The annals of branding history are full of such hijackings. In the 1970s, Doc Martens, a work boot that had been around since the end of World War II, became popular with skinheads and punk rockers. The ensuing association with violence tarnished the brand, and sales dropped precipitously. Other brands have chosen to embrace unlikely audiences. After rapper Busta Rhymes’ “Pass the Courvoisier Part Two” climbed to to fourth on Billboard’s hip-hop and R&B charts in 2002, Courvoisier parent company Allied Domecq began marketing the French cognac aggressively toward what it called the “urban market.” According to Beverage Network Publications, an industry trade magazine, sales for Courvoisier jumped 20 percent in 2002.

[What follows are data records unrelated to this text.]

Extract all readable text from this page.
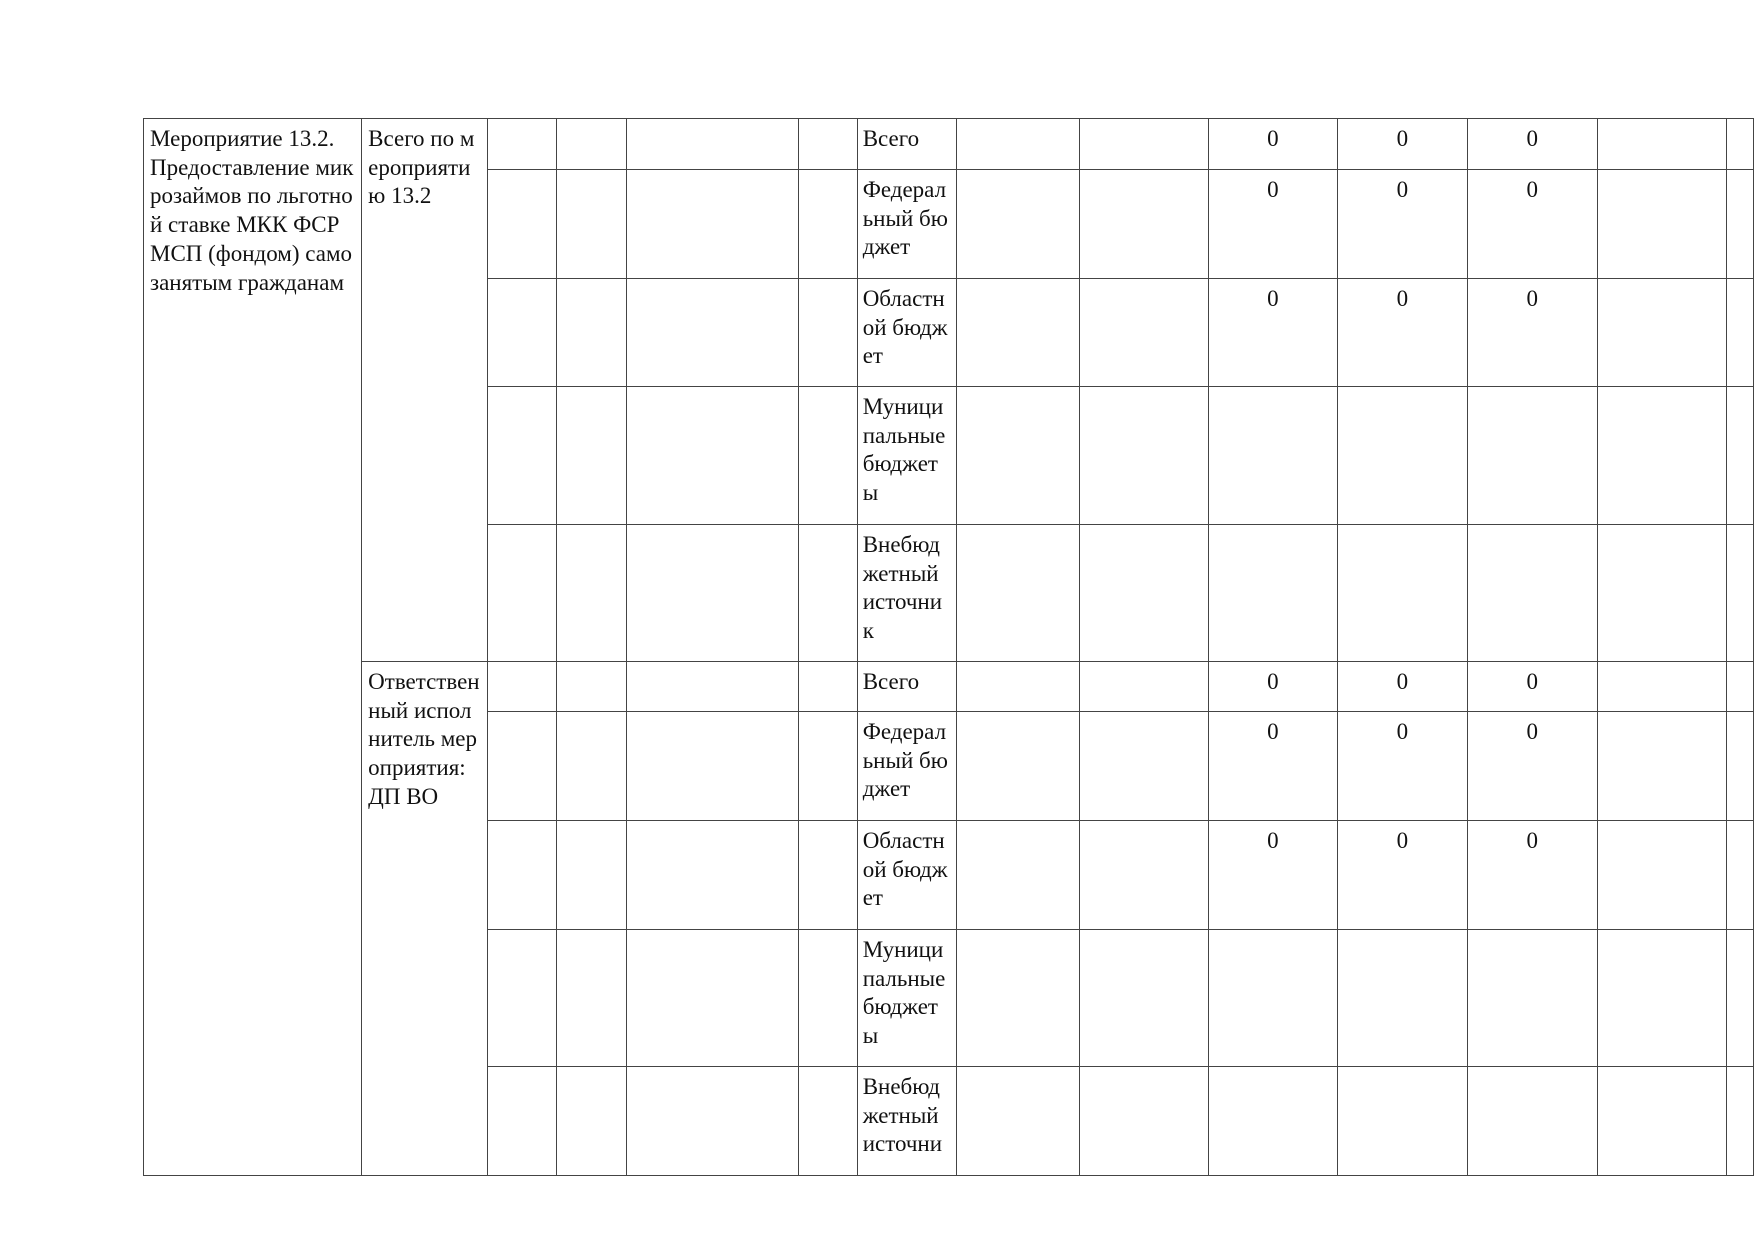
Мероприятие 13.2. Предоставление микрозаймов по льготной ставке МКК ФСРМСП (фондом) самозанятым гражданам	Всего по мероприятию 13.2					Всего			0	0	0		

						Федеральный бюджет			0	0	0		

						Областной бюджет			0	0	0		

						Муниципальные бюджеты							

						Внебюджетный источник							

	Ответственный исполнитель мероприятия: ДП ВО					Всего			0	0	0		

						Федеральный бюджет			0	0	0		

						Областной бюджет			0	0	0		

						Муниципальные бюджеты							

						Внебюджетный источни							
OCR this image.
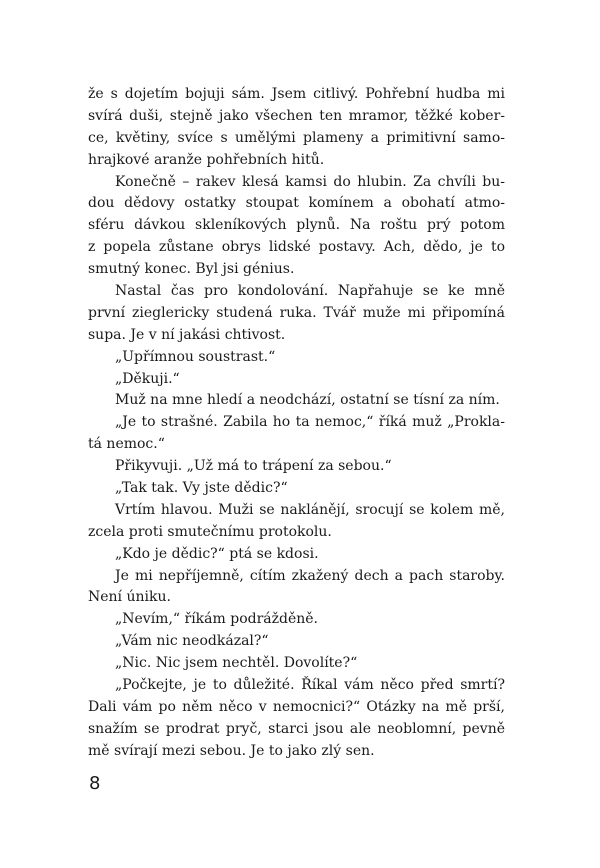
že s dojetím bojuji sám. Jsem citlivý. Pohřební hudba mi
svírá duši, stejně jako všechen ten mramor, těžké kober-
ce, květiny, svíce s umělými plameny a primitivní samo-
hrajkové aranže pohřebních hitů.
Konečně – rakev klesá kamsi do hlubin. Za chvíli bu-
dou dědovy ostatky stoupat komínem a obohatí atmo-
sféru dávkou skleníkových plynů. Na roštu prý potom
z popela zůstane obrys lidské postavy. Ach, dědo, je to
smutný konec. Byl jsi génius.
Nastal čas pro kondolování. Napřahuje se ke mně
první zieglericky studená ruka. Tvář muže mi připomíná
supa. Je v ní jakási chtivost.
„Upřímnou soustrast.“
„Děkuji.“
Muž na mne hledí a neodchází, ostatní se tísní za ním.
„Je to strašné. Zabila ho ta nemoc,“ říká muž „Prokla-
tá nemoc.“
Přikyvuji. „Už má to trápení za sebou.“
„Tak tak. Vy jste dědic?“
Vrtím hlavou. Muži se naklánějí, srocují se kolem mě,
zcela proti smutečnímu protokolu.
„Kdo je dědic?“ ptá se kdosi.
Je mi nepříjemně, cítím zkažený dech a pach staroby.
Není úniku.
„Nevím,“ říkám podrážděně.
„Vám nic neodkázal?“
„Nic. Nic jsem nechtěl. Dovolíte?“
„Počkejte, je to důležité. Říkal vám něco před smrtí?
Dali vám po něm něco v nemocnici?“ Otázky na mě prší,
snažím se prodrat pryč, starci jsou ale neoblomní, pevně
mě svírají mezi sebou. Je to jako zlý sen.
8
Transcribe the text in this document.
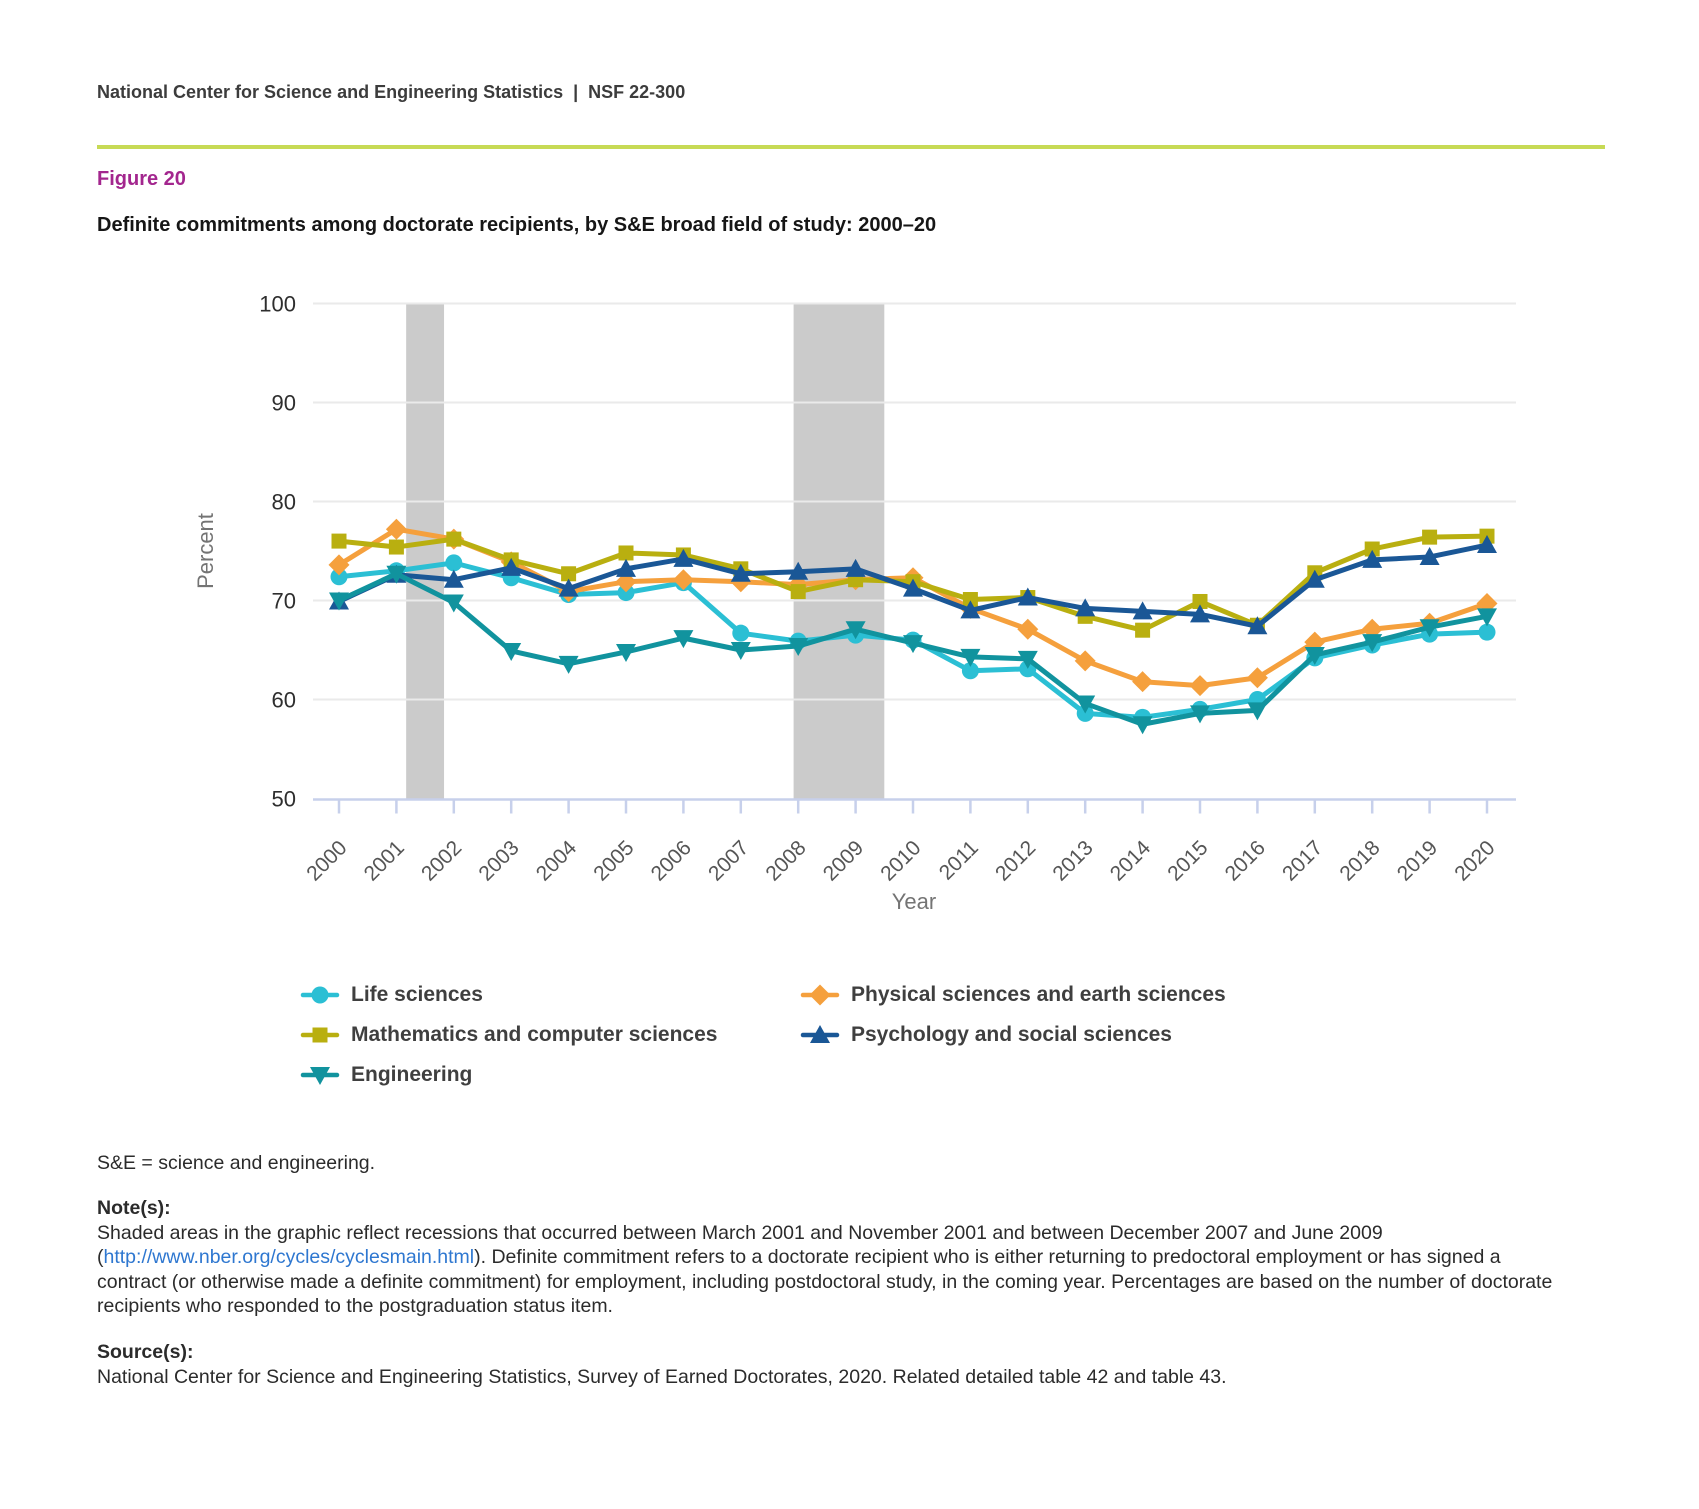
National Center for Science and Engineering Statistics  |  NSF 22-300
Figure 20
Definite commitments among doctorate recipients, by S&E broad field of study: 2000–20
50
60
70
80
90
100
2000 2001 2002 2003 2004 2005 2006 2007 2008 2009 2010 2011 2012 2013 2014 2015 2016 2017 2018 2019 2020
Percent
Year
Life sciences	Physical sciences and earth sciences
Mathematics and computer sciences	Psychology and social sciences
Engineering
S&E = science and engineering.
Note(s):
Shaded areas in the graphic reflect recessions that occurred between March 2001 and November 2001 and between December 2007 and June 2009 (http://www.nber.org/cycles/cyclesmain.html). Definite commitment refers to a doctorate recipient who is either returning to predoctoral employment or has signed a contract (or otherwise made a definite commitment) for employment, including postdoctoral study, in the coming year. Percentages are based on the number of doctorate recipients who responded to the postgraduation status item.
Source(s):
National Center for Science and Engineering Statistics, Survey of Earned Doctorates, 2020. Related detailed table 42 and table 43.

No comprehensive studies have yet been performed on the effect of Pedialyte on hangovers, but pediatricians say there’s good reason why it’s catching on. While nobody argues that Pedialyte is a silver bullet, many doctors say that its high electrolyte content will get the walking wounded back on their feet faster than water, which doesn’t have sufficient electrolytes to replace imbalances caused by alcohol’s diuretic disposition. In laymen’s terms, Pedialyte makes your head hurt less after you’ve been peeing too much.

“After a big drinking binge, you haven’t taken any fluids,” says Dr. Mark Corkins, a pediatric gastroenterologist and professor of pediatrics at the University of Tennessee. For his patients, Corkins prefers Pedialyte to other electrolyte-rich drinks like Gatorade because it has a lower sugar content. “The Pedialyte will make you feel better because it will help you get rehydrated faster.”

Patrick Comer is the director of operations for Stout Barrel House and Galley, a 5,000-square-foot bar and restaurant in River North. He cracks open Pedialyte about a dozen times a year for severe hangovers, and he’s recently started seeing customers coming in on Sunday morning with a bottle in hand. But he’s not about to put it on the drink menu or use it to mix cocktails. “Pedialyte is a little odd to serve to adults in a bar setting,” he says.